Primo libro in Italia sull’argomento, Gli obsoleti ha il merito di gettare luce su un tema soltanto sfiorato dalla stampa italiana e, al contrario, già battuto nel mondo anglosassone. Le inchieste uscite negli Stati Uniti si fondano sulle confidenze dei pochissimi ex-moderatori decisi a denunciare le condizioni di lavoro. Questi, infatti, firmano un accordo di riservatezza molto rigido, per cui non possono parlare di ciò che fanno a nessuno, nemmeno a grandi linee. Spesso la loro esistenza è sconosciuta perfino ai colleghi di altri settori. Negli annunci di lavoro sono vaghi e indefiniti: cercasi «contractors», «community operations team members», «social media analyst», «legal removal associate». Fa leva il nome dell’azienda: Google, Facebook, Tik Tok, Youtube o qualcun altro della Silicon Valley.

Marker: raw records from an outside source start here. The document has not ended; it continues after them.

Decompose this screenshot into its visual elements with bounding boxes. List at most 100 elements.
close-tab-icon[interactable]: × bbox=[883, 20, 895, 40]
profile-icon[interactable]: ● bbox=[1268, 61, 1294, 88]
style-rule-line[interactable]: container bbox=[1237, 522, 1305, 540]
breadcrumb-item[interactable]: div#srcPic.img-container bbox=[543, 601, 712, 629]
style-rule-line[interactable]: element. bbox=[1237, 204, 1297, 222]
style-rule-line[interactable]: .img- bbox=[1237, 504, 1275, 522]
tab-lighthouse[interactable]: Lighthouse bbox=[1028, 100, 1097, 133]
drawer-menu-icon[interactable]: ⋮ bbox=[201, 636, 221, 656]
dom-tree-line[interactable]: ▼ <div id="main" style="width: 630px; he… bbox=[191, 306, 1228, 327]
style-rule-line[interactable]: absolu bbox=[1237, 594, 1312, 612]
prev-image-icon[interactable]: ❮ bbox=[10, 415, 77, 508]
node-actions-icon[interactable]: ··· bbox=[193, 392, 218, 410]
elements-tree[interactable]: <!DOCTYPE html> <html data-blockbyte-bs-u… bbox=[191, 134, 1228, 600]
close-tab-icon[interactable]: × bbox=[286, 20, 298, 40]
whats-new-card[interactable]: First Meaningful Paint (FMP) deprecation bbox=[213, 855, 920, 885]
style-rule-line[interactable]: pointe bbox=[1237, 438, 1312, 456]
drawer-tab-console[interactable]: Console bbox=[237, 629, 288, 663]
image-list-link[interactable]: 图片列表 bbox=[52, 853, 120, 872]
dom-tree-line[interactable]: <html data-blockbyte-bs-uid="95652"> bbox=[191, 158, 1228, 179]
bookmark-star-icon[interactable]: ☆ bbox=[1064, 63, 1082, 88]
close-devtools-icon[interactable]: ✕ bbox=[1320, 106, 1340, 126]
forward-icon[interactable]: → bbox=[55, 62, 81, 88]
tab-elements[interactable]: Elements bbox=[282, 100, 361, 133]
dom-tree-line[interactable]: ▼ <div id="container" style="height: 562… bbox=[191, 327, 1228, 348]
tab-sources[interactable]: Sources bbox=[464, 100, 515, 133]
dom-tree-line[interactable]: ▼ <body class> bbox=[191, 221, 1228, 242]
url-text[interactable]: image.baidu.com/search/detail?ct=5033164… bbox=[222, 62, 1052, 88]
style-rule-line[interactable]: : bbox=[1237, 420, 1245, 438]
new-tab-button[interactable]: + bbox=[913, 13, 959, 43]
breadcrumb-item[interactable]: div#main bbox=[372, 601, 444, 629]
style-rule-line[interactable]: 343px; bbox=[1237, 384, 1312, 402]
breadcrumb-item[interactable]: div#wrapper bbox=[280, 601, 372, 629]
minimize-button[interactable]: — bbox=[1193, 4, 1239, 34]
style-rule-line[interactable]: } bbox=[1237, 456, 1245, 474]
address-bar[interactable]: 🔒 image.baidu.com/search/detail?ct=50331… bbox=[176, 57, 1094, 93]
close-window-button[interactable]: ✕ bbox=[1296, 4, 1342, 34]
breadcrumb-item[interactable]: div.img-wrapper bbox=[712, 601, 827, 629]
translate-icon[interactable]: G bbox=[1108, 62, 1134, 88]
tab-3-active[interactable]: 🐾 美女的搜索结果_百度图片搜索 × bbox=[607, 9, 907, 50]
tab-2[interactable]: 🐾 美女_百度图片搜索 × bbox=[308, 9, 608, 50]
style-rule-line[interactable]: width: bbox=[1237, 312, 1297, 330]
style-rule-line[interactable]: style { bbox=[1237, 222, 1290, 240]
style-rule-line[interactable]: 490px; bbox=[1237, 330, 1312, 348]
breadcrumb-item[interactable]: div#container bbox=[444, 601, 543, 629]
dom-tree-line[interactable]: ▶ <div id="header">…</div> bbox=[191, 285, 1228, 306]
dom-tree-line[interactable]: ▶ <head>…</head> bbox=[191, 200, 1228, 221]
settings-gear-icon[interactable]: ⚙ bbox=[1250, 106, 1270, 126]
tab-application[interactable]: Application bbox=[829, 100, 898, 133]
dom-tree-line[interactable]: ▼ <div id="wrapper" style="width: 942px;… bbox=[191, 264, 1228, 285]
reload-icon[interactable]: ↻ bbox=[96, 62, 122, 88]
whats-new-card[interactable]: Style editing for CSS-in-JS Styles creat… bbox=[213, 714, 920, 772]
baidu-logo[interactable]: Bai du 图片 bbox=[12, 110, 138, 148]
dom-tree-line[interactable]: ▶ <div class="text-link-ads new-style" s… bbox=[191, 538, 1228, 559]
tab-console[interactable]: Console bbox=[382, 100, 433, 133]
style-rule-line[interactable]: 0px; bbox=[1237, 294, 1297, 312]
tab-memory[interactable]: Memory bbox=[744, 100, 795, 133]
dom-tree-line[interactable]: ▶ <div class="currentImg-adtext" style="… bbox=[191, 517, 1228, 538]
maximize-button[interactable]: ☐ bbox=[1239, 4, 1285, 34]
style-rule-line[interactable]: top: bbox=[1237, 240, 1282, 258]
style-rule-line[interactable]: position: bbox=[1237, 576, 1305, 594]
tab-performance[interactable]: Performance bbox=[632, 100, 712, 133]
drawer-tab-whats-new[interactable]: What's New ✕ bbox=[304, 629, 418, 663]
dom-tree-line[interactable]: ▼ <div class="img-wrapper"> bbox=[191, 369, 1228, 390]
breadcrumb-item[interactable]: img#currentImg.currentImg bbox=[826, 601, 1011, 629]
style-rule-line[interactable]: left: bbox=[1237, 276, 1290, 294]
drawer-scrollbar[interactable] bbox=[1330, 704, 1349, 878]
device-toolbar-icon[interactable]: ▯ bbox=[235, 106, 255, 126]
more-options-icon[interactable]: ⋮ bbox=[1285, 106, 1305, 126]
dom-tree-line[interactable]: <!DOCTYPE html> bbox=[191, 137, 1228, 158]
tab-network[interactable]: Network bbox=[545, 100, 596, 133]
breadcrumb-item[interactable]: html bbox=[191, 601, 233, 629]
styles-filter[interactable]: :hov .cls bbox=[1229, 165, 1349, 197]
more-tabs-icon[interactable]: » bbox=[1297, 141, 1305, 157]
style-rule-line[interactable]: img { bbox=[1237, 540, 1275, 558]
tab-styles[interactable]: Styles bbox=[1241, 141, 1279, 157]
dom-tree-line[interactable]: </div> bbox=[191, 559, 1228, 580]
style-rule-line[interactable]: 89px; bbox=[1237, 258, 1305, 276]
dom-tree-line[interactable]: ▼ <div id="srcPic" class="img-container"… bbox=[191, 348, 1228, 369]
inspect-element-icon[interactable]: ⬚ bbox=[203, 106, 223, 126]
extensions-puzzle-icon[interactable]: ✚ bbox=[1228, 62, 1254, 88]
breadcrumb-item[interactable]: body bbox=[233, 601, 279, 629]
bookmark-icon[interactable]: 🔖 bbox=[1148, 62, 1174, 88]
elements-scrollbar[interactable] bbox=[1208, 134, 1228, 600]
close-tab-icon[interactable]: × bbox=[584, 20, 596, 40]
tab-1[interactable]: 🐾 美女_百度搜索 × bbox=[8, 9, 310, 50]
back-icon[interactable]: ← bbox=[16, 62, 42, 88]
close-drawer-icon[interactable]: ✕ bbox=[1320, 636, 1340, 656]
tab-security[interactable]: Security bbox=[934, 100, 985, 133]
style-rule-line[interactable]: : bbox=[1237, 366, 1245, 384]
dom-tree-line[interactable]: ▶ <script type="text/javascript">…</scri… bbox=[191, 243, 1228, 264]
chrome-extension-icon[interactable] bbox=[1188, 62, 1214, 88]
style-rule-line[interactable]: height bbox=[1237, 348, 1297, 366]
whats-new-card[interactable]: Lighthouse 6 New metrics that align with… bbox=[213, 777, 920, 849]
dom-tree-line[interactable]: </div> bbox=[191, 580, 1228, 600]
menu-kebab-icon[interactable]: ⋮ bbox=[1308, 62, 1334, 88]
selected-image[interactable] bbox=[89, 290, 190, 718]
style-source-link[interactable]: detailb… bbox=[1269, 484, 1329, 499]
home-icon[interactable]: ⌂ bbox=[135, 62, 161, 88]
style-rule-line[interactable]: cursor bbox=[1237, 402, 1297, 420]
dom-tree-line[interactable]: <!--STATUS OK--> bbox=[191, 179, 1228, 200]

LE ASSUNZIONI si svolgono poi a livello internazionale e gli uffici sono dislocati in tutti i continenti, affinché qualcuno vigili sugli schermi 7 giorni su 7, 24 ore su 24. Durante un turno di lavoro, il moderatore medio gestisce circa 1300 segnalazioni, a cui deve reagire in pochi secondi per smaltire i contenuti accumulati in coda. Per andare in bagno ha il tempo cronometrato e la sua paga si aggira intorno ai 10-15 dollari l’ora, all’equivalente nei Paesi non occidentali. «Il lavoro di moderatori offre ad anziani, giovanissimi, migranti, donne nel pieno dell’età fertile, persone con disabilità motorie, genitori single e persone con alle spalle un passato difficile un ritorno a un ruolo attivo nella società», si legge ne Gli obsoleti. Un ruolo che molti pagano a caro prezzo, spesso con il disturbo da stress post-traumatico. Nel frattempo, con la loro invisibilità, alimentano il mito della macchina. Sempre più vivo al di qua dello schermo.